The movie is a fairy tale. After a couple are murdered for nebulous reasons involving fighting tenant evictions and slum lords, the boyfriend comes back as a half-insane revenant. Guided by his spirit-crow, he butchers his assailants more-or-less effortlessly before returning to the grave with his angelic girlfriend. It's a story of True Love. Eric and Shelly are Meant To Be Together and they can't rest until he Puts The Wrong Things Right.

I'm not entirely sure when the film is supposed to take place but I assume it's one of those five minutes in the future kind of things. The Detroit in the film can't exist in real life. It's always night and the city is almost pure obsidian. Everything is wet and dirty and broken. The people are either junkies or sociopathic thrill killers or Ernie Hudson. The crime lord behind it all reminds me less of Scarface and more of the myth-speaking douchey yoga teachers in my neighborhood. In other words, it's stylized beyond reality. It creates a world of its own and works brilliantly within its own context. In a weird way, The Crow is an inversion of the Warren Beatty film Dick Tracy, which is another neo-noir set in its own unique world.

It's impossible not to be on Eric Draven's side. He's a walking raw nerve. He can brutalize a corrupt pawn broker and heal a junkie's poisoned body. He's pain and rage and empathy incarnate. At his most insane, he reminds me of Heath Ledger's performance as the Joker. There's a scene where Draven interrupts a gang meeting looking for his last victim. When the Amazing Interracial Gang cut him in two, he recovers and massacres the room to My Life With The Thrill Kill Kult's song "After The Flesh." Midway through the massacre he stops, picks up a sword, and says "you're all going to die" in a dead man's ice-cold voice. It thrilled me in a way I can only describe as visceral.

Yet, as influential as the movie was to my younger self, I I think I outgrew it.

The big issue I have with the movie is the whole idea of True Love. Eric and Shelly were perfect in every way. We see less than five minutes of their entire relationship and it consists of them being adorable, her smiling down on him like an angel, and the pair of them goofing around with masks and burned food. We never see them disagree or doubt or fight. In other words, we never see them act like two human beings in a real relationship. These days, I think it's interesting how we never really learn anything about Shelly. She's a cypher. She exists to be perfect, to be raped and murdered, and to be the ideal that inspires an ultimately horrible massacre. She isn't a person, she's a statue on a pedestal.

I don't have a lot of patience for avengers these days.
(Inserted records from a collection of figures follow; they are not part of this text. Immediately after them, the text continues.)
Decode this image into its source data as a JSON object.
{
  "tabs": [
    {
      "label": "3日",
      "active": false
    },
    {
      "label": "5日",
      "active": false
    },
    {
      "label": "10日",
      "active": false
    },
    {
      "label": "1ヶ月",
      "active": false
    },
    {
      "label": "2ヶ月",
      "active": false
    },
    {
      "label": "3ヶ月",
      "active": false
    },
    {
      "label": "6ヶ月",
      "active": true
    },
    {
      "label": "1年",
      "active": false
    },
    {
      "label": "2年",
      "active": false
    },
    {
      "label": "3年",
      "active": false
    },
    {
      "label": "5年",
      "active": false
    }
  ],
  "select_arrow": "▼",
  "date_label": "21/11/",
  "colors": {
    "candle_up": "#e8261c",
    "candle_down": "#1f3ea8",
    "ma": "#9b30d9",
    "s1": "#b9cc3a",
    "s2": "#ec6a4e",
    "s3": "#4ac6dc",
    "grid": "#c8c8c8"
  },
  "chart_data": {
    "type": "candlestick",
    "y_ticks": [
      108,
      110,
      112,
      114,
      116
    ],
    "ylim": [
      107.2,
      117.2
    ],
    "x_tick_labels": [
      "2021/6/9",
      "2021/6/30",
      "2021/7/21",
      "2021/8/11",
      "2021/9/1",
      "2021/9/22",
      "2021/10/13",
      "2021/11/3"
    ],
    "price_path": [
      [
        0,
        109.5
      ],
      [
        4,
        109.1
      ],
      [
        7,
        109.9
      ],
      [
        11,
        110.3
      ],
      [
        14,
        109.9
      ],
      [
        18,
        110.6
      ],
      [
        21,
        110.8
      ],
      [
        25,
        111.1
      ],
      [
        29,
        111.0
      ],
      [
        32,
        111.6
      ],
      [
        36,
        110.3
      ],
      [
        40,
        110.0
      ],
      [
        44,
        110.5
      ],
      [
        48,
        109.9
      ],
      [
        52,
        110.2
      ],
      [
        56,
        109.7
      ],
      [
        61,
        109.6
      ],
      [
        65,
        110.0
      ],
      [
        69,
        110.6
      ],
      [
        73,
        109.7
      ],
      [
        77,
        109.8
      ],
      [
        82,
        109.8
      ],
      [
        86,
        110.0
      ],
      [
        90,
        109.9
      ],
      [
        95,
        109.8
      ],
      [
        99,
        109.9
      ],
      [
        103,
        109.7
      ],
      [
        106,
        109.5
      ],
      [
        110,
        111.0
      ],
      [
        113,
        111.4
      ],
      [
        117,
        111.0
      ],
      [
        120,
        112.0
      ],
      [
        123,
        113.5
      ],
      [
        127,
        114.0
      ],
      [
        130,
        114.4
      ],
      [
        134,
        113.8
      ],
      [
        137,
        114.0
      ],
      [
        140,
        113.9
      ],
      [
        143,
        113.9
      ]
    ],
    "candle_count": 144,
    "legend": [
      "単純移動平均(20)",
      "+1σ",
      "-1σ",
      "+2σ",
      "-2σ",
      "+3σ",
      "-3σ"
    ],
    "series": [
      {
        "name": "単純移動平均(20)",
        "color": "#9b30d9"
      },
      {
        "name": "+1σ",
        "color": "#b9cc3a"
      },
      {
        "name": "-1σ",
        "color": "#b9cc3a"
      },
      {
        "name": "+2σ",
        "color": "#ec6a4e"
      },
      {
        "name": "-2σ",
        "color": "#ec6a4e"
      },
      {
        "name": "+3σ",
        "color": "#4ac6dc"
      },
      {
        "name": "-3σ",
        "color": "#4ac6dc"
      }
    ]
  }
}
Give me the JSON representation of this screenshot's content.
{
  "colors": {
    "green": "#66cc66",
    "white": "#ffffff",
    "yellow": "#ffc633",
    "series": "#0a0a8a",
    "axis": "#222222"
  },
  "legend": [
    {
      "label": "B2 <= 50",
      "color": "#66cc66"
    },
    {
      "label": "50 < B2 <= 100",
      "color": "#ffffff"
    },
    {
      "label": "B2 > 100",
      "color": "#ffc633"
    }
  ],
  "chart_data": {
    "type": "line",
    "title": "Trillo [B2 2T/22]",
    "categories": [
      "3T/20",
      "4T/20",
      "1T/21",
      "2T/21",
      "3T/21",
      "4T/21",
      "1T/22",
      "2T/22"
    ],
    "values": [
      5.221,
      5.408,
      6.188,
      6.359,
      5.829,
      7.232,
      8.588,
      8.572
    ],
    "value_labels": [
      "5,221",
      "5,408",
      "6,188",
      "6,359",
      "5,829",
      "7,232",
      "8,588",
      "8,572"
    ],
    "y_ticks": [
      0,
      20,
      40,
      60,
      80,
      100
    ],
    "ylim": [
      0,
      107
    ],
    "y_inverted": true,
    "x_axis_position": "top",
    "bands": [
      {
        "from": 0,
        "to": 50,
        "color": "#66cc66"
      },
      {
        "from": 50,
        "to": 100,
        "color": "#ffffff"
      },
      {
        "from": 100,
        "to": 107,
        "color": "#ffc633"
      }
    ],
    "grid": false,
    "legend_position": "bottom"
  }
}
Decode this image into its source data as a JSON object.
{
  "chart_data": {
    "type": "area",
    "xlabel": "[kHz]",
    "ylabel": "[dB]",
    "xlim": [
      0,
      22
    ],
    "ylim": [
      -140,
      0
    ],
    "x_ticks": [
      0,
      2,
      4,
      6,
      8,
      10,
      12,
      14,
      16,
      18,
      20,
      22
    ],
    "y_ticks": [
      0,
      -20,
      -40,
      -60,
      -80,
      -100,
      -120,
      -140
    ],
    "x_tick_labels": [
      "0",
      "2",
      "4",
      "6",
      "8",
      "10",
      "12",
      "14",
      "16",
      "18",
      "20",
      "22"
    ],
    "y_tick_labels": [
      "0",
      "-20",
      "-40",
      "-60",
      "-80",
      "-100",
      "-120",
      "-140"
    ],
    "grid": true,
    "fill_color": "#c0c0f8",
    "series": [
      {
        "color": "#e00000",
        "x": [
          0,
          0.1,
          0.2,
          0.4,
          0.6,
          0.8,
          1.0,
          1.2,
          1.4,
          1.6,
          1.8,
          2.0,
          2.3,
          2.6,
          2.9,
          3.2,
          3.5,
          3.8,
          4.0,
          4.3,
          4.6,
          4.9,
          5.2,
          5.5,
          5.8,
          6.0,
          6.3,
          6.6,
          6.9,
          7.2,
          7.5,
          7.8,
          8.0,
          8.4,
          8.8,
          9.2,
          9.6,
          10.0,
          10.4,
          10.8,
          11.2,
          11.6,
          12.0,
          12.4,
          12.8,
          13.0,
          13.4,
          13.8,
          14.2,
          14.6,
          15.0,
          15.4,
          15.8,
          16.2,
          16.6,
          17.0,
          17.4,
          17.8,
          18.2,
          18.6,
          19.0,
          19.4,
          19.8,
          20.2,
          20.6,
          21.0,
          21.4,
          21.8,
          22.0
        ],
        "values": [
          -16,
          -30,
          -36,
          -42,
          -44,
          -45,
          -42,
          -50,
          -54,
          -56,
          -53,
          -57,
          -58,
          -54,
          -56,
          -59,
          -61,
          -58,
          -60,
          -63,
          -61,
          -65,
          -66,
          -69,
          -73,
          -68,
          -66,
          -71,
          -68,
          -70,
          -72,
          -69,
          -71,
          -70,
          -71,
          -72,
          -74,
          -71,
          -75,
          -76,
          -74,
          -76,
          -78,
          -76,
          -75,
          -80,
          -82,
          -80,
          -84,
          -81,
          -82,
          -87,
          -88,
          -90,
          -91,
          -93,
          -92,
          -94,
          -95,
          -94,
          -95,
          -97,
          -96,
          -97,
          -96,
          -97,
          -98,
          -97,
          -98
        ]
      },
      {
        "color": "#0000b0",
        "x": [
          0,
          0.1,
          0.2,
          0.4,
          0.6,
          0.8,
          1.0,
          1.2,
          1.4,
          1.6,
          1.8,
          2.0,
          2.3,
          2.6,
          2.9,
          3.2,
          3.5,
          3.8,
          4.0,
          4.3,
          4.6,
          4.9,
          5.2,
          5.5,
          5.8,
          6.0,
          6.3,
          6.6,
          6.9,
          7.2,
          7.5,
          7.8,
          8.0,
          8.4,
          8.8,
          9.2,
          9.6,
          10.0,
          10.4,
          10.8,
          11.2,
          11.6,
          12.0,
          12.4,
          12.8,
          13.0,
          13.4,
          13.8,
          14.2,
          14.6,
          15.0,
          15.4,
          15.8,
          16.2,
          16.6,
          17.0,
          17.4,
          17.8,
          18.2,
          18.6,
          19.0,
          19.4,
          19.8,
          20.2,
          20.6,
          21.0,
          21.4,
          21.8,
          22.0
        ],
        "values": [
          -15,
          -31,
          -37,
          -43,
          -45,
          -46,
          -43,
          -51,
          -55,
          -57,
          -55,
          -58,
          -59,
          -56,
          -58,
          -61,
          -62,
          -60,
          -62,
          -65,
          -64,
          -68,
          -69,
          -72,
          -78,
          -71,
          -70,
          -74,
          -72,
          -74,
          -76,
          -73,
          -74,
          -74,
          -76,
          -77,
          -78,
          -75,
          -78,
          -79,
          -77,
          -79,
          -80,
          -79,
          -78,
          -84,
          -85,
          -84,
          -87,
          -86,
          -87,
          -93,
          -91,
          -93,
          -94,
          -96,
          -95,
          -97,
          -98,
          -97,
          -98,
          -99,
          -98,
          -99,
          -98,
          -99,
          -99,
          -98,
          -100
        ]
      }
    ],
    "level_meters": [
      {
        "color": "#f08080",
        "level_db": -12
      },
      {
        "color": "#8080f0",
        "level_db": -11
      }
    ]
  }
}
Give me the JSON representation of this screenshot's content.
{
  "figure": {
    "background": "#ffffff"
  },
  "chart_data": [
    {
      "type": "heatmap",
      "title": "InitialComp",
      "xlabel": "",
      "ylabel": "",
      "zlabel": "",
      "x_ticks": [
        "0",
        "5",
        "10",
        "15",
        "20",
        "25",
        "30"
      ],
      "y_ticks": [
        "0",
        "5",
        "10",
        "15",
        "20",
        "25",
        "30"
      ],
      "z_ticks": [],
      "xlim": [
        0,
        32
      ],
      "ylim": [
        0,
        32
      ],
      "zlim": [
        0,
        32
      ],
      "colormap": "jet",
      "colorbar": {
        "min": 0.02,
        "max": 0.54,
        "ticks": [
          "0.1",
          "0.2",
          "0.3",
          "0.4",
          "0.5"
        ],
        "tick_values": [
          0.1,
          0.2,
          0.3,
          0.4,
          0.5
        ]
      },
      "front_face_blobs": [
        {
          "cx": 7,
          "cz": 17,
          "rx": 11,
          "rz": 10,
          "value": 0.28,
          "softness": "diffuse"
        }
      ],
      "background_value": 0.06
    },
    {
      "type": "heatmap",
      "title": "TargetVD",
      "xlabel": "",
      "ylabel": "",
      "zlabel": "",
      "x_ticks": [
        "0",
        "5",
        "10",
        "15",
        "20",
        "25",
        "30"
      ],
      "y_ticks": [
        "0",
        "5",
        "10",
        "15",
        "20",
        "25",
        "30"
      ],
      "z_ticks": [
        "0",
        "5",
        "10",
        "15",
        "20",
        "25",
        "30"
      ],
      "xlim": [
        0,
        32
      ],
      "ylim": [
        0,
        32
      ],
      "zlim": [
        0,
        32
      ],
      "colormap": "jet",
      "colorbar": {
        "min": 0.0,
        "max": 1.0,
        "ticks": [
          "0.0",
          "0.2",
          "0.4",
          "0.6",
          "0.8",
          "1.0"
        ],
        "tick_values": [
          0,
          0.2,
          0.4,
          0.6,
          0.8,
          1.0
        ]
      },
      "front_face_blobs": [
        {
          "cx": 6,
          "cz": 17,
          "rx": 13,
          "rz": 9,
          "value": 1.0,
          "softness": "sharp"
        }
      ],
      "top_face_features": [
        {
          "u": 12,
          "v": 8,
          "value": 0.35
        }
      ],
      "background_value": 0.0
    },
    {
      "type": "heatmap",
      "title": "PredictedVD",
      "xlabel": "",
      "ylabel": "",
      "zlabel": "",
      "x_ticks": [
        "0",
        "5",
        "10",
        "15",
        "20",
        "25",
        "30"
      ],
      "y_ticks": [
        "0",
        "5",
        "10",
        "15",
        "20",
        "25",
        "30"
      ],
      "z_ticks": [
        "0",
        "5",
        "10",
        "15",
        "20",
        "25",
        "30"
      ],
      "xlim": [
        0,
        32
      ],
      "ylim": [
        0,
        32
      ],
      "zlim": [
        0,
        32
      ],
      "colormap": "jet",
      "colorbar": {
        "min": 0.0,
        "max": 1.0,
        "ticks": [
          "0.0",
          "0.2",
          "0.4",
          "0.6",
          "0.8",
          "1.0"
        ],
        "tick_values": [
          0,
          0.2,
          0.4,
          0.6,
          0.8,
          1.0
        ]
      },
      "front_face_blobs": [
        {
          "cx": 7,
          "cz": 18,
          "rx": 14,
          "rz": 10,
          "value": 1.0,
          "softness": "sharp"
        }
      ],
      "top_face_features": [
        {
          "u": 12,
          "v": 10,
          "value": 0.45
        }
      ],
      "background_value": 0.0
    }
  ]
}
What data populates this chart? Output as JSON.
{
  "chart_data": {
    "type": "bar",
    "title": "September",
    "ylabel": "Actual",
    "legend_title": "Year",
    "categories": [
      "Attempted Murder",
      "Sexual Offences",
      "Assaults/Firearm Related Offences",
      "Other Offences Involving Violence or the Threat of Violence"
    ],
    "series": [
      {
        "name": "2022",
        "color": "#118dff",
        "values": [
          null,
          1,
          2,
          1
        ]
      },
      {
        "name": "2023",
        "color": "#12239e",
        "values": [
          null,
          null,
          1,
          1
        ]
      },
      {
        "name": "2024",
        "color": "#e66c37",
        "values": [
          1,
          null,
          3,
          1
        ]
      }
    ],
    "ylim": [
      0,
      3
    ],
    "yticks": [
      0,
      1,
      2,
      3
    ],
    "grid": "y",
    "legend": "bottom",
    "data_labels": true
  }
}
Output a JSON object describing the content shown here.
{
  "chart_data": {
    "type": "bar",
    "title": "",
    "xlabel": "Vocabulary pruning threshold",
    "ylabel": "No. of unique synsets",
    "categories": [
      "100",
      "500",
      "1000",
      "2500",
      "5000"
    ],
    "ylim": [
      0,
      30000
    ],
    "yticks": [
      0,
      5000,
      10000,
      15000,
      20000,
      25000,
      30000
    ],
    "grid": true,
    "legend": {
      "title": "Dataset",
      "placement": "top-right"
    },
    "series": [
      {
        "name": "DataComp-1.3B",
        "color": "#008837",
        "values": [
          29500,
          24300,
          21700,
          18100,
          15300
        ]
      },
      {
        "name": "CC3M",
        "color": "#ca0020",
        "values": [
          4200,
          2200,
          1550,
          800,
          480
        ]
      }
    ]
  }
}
There's always something patriarchal about them. You sullied my woman/family and took them away from me, so I have a man's right to do whatever horrible thing I want to in order to avenge it. I'm also too old for fairy tales. I'm too old for simplicity. "True love" doesn't exist. Real love is lumpy and complicated and painful because people are lumpy and complicated and painful, but there's an authentic beauty in that fragility. It has more weight because it has more humanity.

If I were rewriting the screenplay of The Crow, I'd make it abundantly clear that it wasn't Eric Draven running around in the tragedy mask. Eric Draven remains moldering in the ground. The thing moving through the city butchering people is an idea, a figment, and it commits atrocity because it's a broken thing created by pain. In other words, it's a slightly more noble version of the girl from The Ring.

I am looking forward to the remake, if it ever actually comes into being. There's a lot of meat on these bones. Grief and anger are central human emotions and, in many ways, The Crow is one of the purer revenge stories. Because Eric Draven is unliving and insane, he is Vengeance Incarnate. There's a line in the comic that always stuck with me (yeah, I know the comic is significantly different) where he asks a person if he sees Eric's smile. It's sad and evil. Sad because he's utterly alone. Evil because he's dead and he still moves. You see? A dead man visits you.